I went to enormous trouble to locate these local flea pits where Dad would sit down assuring me we were in for a treat. Before the opening titles had finished running, his head would drop onto his chest and he’d snore his way through the entire film. Having woken up, he’d take off in search of a cup of tea, murmuring appreciation of a film he’d never seen. That happened again and again.

During this period, my father took a week off which happened to coincide with the British Grand Prix for Formula One racing cars. He suggested we drive up to Silverstone to watch the practice laps for the great event. Since pre-war days, he had been a member of the prestigious British Racing Drivers’ Club, so he knew most of the personalities in the motor racing game. He also displayed proudly on his radiator the Brooklands 120 mph badge commemorating the occasion he clocked a lap at 123.89 mph in an MG and became one of a very select group.

We waved goodbye to my mother who fondly imagined that Dad was going to the Grand Prix as an interested spectator. When we arrived at Silverstone, Dad sought out Wilkie Wilkinson who used to prepare his racing cars before the war and had joined forces with a couple of wealthy up and coming drivers to form an ERA (English Racing Automobile) team. It soon became clear that Dad had arranged beforehand to drive one of Wilkie’s cars.

I was dumbfounded. Dad was forty-nine years of age and suffered from high blood pressure. I watched in amazement as he got his crash hat and visor out of the boot of our car, put them on, and drove off round the circuit. He clocked up a respectable if not spectacular lap time and on returning to the pits said that since there were still four days of practice before the big race he’d plenty of time to sharpen up. On the drive back home he said nonchalantly, ‘Best not to tell your mother about this, she’ll only worry.’

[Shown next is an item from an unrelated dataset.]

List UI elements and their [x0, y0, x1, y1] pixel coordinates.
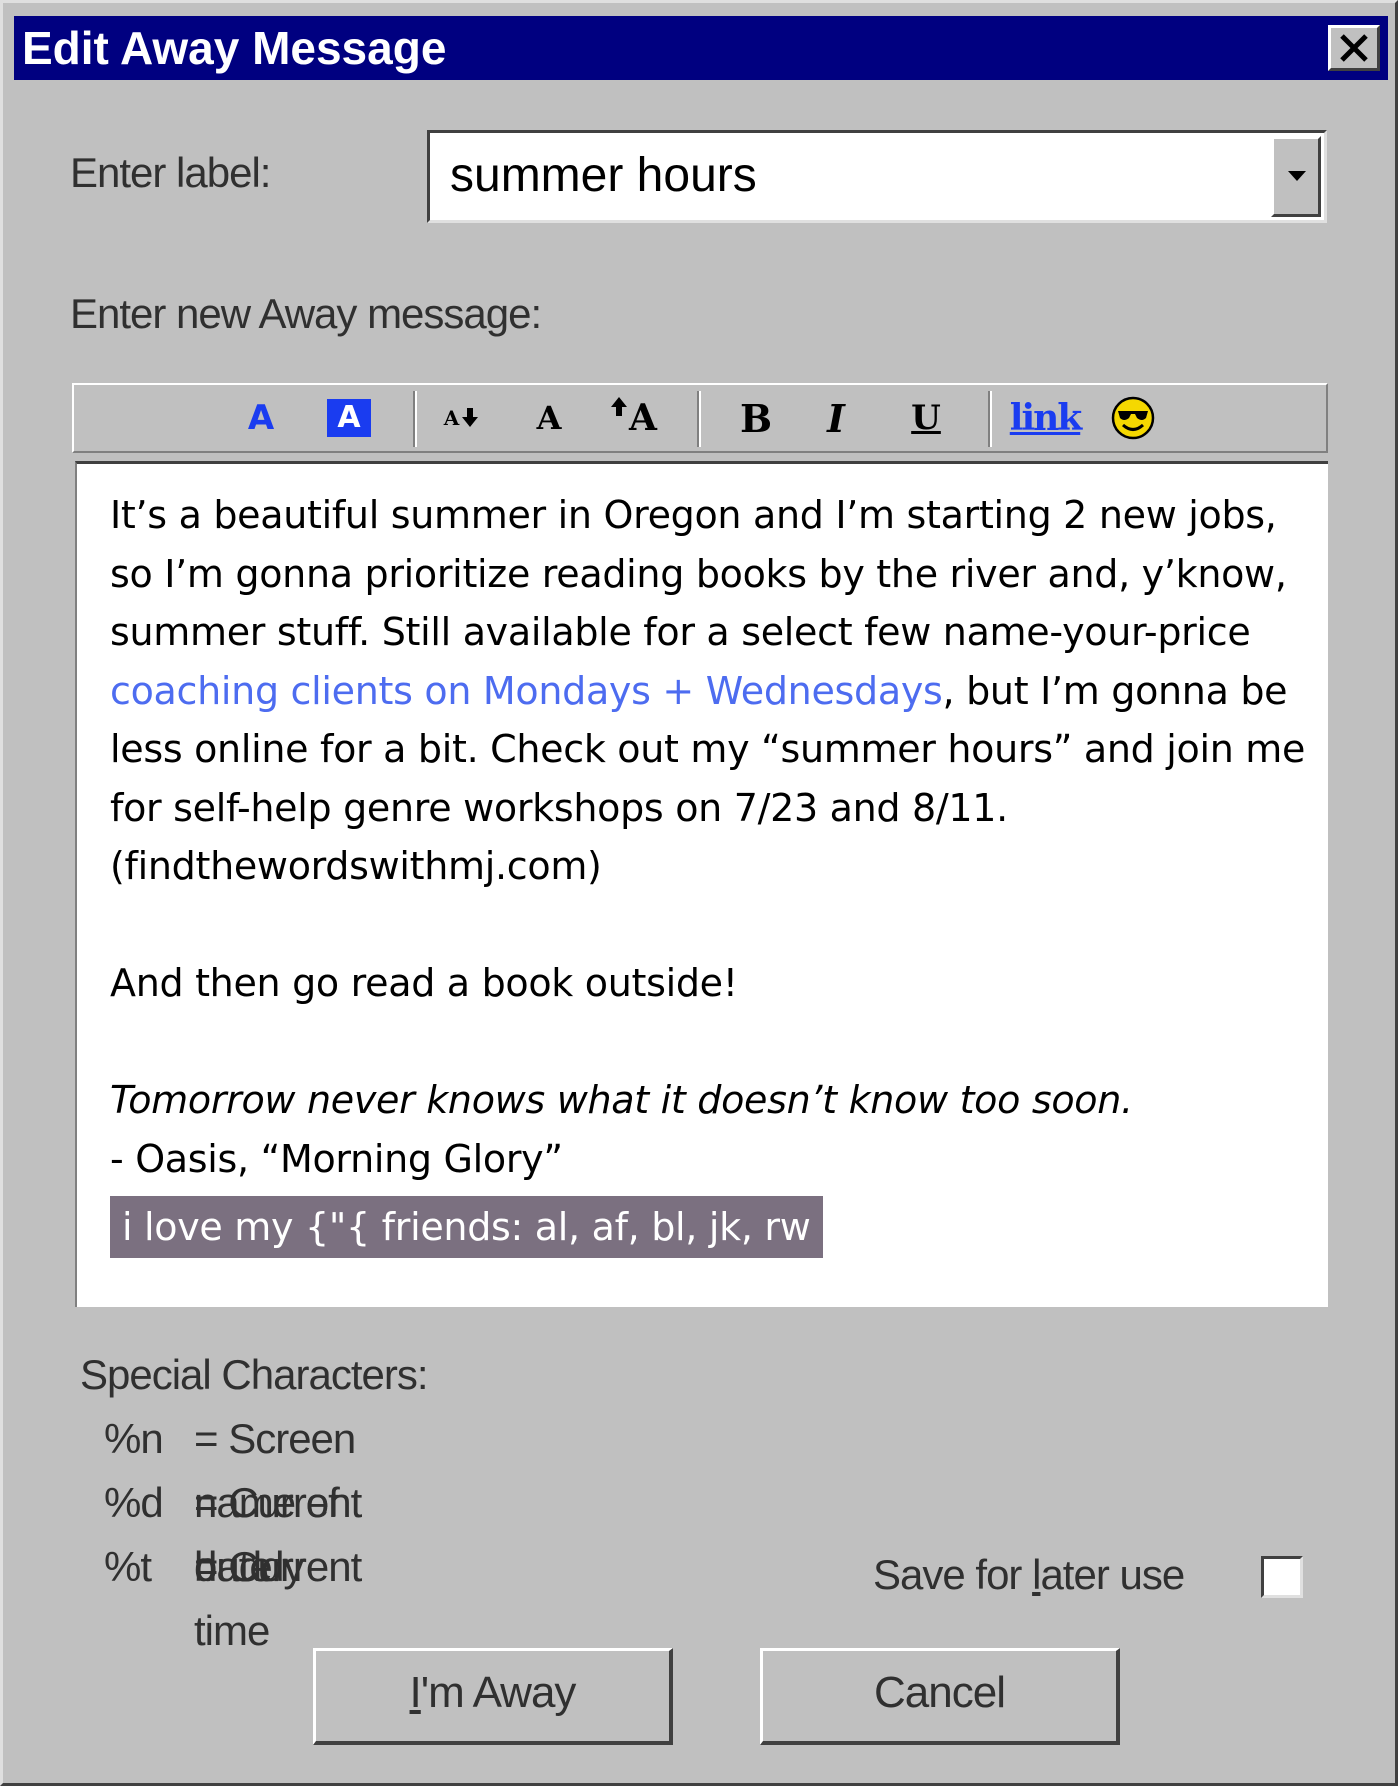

And so this charade went on throughout the rest of the week. Each morning at breakfast he’d spin some yarn about his plans for the day and Mother would nod, apparently understandingly – until Saturday, the day of the race, when she cut short Dad’s fanciful musings. She said, ‘I don’t mind you not telling me you’re driving in a motor race today, it’s the insinuation that I can’t read that upsets me. The story’s in every newspaper, including the fact that I’m not supposed to know about it. So off you go and if you kill yourself I’ll never talk to you again. And don’t come home stinking of petrol as you’ve done every day this week.’

In the actual race he did remarkably well. He was due to take the car over at the halfway point when it stopped to refuel. Just before the car arrived at the pit, the petrol bowser drew up and through some fault starting spewing fuel under pressure all over the place. Dad was crouched on the pit counter ready to jump into the car as soon as it arrived and so got a face-wash of high-octane petrol. His goggles were soaked and he obviously couldn’t see clearly. I begged him not to get into the car, but he said, ‘If you think I’m missing this, you’re out of your mind,’ and off he went. He started slowly but the wind soon blew away the petrol film on his goggles and he finished the race a creditable fourth. Some of the legendary pre-war drivers, George Easton, John Cobb and Earl Howe, came up to congratulate him and they all agreed that he’d taught the youngsters a thing or two and shown there was still life in old dogs. However, the strain had obviously taken its toll on him and on the way home he confided in me regretfully that he was hanging up his helmet and goggles. His part-time career as a racing driver was over.